Two large prostate cancer screening trials led to different conclusions about the disease's impact on mortality: One found that screening reduces prostate cancer deaths by 20%, and the other found that it makes no difference at all.
The results were published online to coincide with a press briefing at the European Association of Urology Annual Congress in Stockholm.
The Prostate, Lung, Colorectal, and Ovarian (PLCO) cancer screening trial followed 77,000 men for up to 10 years and found similar rates of prostate cancer death among those randomized to regular screening with prostate-specific antigen (PSA) testing or to usual care (50 vs. 44 deaths).
Conversely, the European Randomized Study of Screening for Prostate Cancer (ERSPC), which included 182,000 men, found that routine PSA screening significantly reduced the rate of prostate cancer mortality, compared with usual care. But the savings come at a price, admitted primary investigator Dr. Fritz Schroder and his colleagues: More than 1,400 men would need to be screened and 48 additional cancers treated to save one life.
After reading the two studies, physicians and patients may be as confused as ever about balancing the risks of long-standing adverse treatment effects with the benefits of early diagnosis and treatment, Dr. Philip W. Kantoff said in a discussion sponsored by the New England Journal of Medicine.
“The deceptively simple PSA test inevitably leads to a cascade of biopsies, which lead to prostate-cancer diagnoses, leading to aggressive treatments for those prostate cancers, leading to men having substantial side effects from those treatments [including] urinary incontinence and sexual dysfunction,” said Dr. Kantoff, director of the Lank Center for Genitourinary Oncology at the Dana Farber Cancer Institute, Boston.
“And many of these men suffer those downstream troubles for a cancer that was never, ever destined to cause them harm in their lifetime,” he noted.
Dr. Michael J. Barry, who wrote an editorial that accompanied the papers, concurred. “The trade-offs reflected in these data, like beauty, will be in the eye of the beholder,” wrote Dr. Barry of Massachusetts General Hospital, Boston.
“Some well-informed clinicians and patients will still see those trade-offs as favorable, others will see them as unfavorable. As a result, a shared decision-making approach to PSA screening, as recommended by most guidelines, seems more appropriate than ever” (N. Engl. J. Med. 2009;360:1351–4).
From 1993–2001, PLCO randomized 77,000 men aged 55–74 years to either annual screening (PSA testing for 6 years and digital rectal exam for 4 years) or usual care, which sometimes included screening. The PSA cutoff for biopsy was 4 ng/mL.
Dr. Gerald Andriole and his colleagues reported outcomes after 7 and 10 years of follow-up (N. Engl. J. Med. 2009;360:1310–9). At 7 years, prostate cancer had been diagnosed in 2,820 in the screening group and 2,322 in the control group, a significant difference. At 10 years, there were still significantly more cancers diagnosed in the screening group (3,452 vs. 2,974).
At 7 years, 50 men had died from prostate cancer in the screening group and 44 in the control group—a nonsignificant 13% difference. By year 10, with data in for 67% of the subjects, 92 in the screening group and 82 in the control group had died—also a nonsignificant difference. The difference stayed nonsignificant when the data were analyzed by tumor stage or previous screening at baseline.
Although treatment-related complications arose, those data were not included. Instead, they are being analyzed as part of an upcoming quality of life study.
The authors noted that the lack of mortality reduction could be caused by improved prostate cancer treatment over the trial period or by the short follow-up time, which might not have been enough for all cancers to develop. “However,” wrote Dr. Andriole of Washington University, St. Louis, “We now know that prostate-cancer screening provides no reduction in death rates at 7 years and no indication of a benefit … by 10 years.”
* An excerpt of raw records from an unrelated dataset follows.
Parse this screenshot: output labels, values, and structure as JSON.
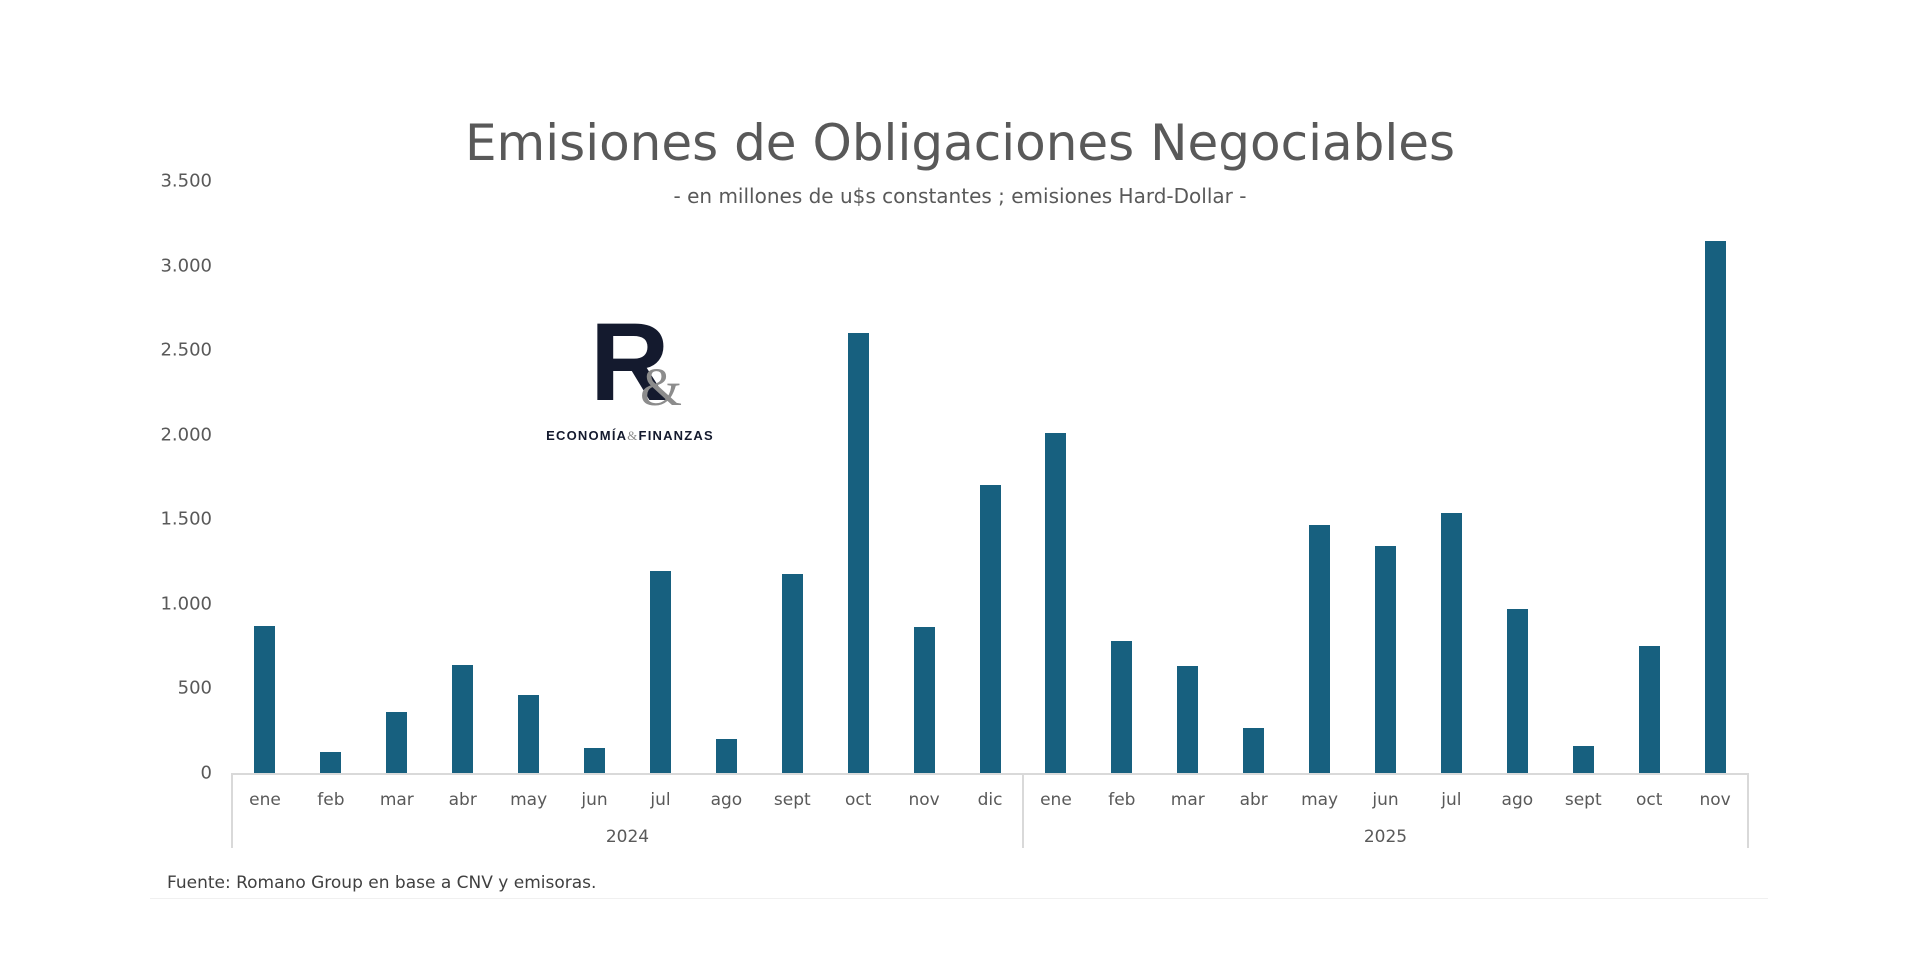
{
  "header": {
    "title": "Emisiones de Obligaciones Negociables",
    "subtitle": "- en millones de u$s constantes ; emisiones Hard-Dollar -"
  },
  "logo": {
    "letter": "R",
    "ampersand": "&",
    "text_left": "ECONOMÍA",
    "text_amp": "&",
    "text_right": "FINANZAS"
  },
  "footer": {
    "source": "Fuente: Romano Group en base a CNV y emisoras."
  },
  "colors": {
    "bar": "#17607f",
    "axis": "#d9d9d9",
    "text": "#595959"
  },
  "chart_data": {
    "type": "bar",
    "title": "Emisiones de Obligaciones Negociables",
    "subtitle": "- en millones de u$s constantes ; emisiones Hard-Dollar -",
    "xlabel": "",
    "ylabel": "",
    "ylim": [
      0,
      3500
    ],
    "yticks": [
      0,
      500,
      1000,
      1500,
      2000,
      2500,
      3000,
      3500
    ],
    "ytick_labels": [
      "0",
      "500",
      "1.000",
      "1.500",
      "2.000",
      "2.500",
      "3.000",
      "3.500"
    ],
    "grid": false,
    "legend": null,
    "groups": [
      {
        "label": "2024",
        "categories": [
          "ene",
          "feb",
          "mar",
          "abr",
          "may",
          "jun",
          "jul",
          "ago",
          "sept",
          "oct",
          "nov",
          "dic"
        ]
      },
      {
        "label": "2025",
        "categories": [
          "ene",
          "feb",
          "mar",
          "abr",
          "may",
          "jun",
          "jul",
          "ago",
          "sept",
          "oct",
          "nov"
        ]
      }
    ],
    "categories": [
      "ene 2024",
      "feb 2024",
      "mar 2024",
      "abr 2024",
      "may 2024",
      "jun 2024",
      "jul 2024",
      "ago 2024",
      "sept 2024",
      "oct 2024",
      "nov 2024",
      "dic 2024",
      "ene 2025",
      "feb 2025",
      "mar 2025",
      "abr 2025",
      "may 2025",
      "jun 2025",
      "jul 2025",
      "ago 2025",
      "sept 2025",
      "oct 2025",
      "nov 2025"
    ],
    "category_labels": [
      "ene",
      "feb",
      "mar",
      "abr",
      "may",
      "jun",
      "jul",
      "ago",
      "sept",
      "oct",
      "nov",
      "dic",
      "ene",
      "feb",
      "mar",
      "abr",
      "may",
      "jun",
      "jul",
      "ago",
      "sept",
      "oct",
      "nov"
    ],
    "values": [
      870,
      126,
      358,
      638,
      462,
      146,
      1194,
      202,
      1178,
      2604,
      864,
      1702,
      2013,
      779,
      633,
      264,
      1468,
      1344,
      1539,
      970,
      161,
      751,
      3146
    ],
    "source": "Fuente: Romano Group en base a CNV y emisoras."
  }
}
ERSPC examined outcomes in 162,000 men aged 50–74 years who had been included in seven European health registries, wrote Dr. Schroder of Erasmus Medical Center, Rotterdam. Subjects were randomized to PSA screening once every 4 years or to no regular screening. The screening protocol varied by country; PSA cutoffs triggering more investigation ranged from 2.5–4 ng/mL (N. Engl. J. Med. 2009;360:1320–8).
Overall, screening nearly doubled the number of prostate cancers diagnosed (5,990 in the screening group vs. 4,307 in the control group). But the increased diagnoses carried a price. Of those who underwent biopsy for an elevated PSA, 76% had a false-positive result. The positive predictive value of a biopsy was also low—just 24% on average.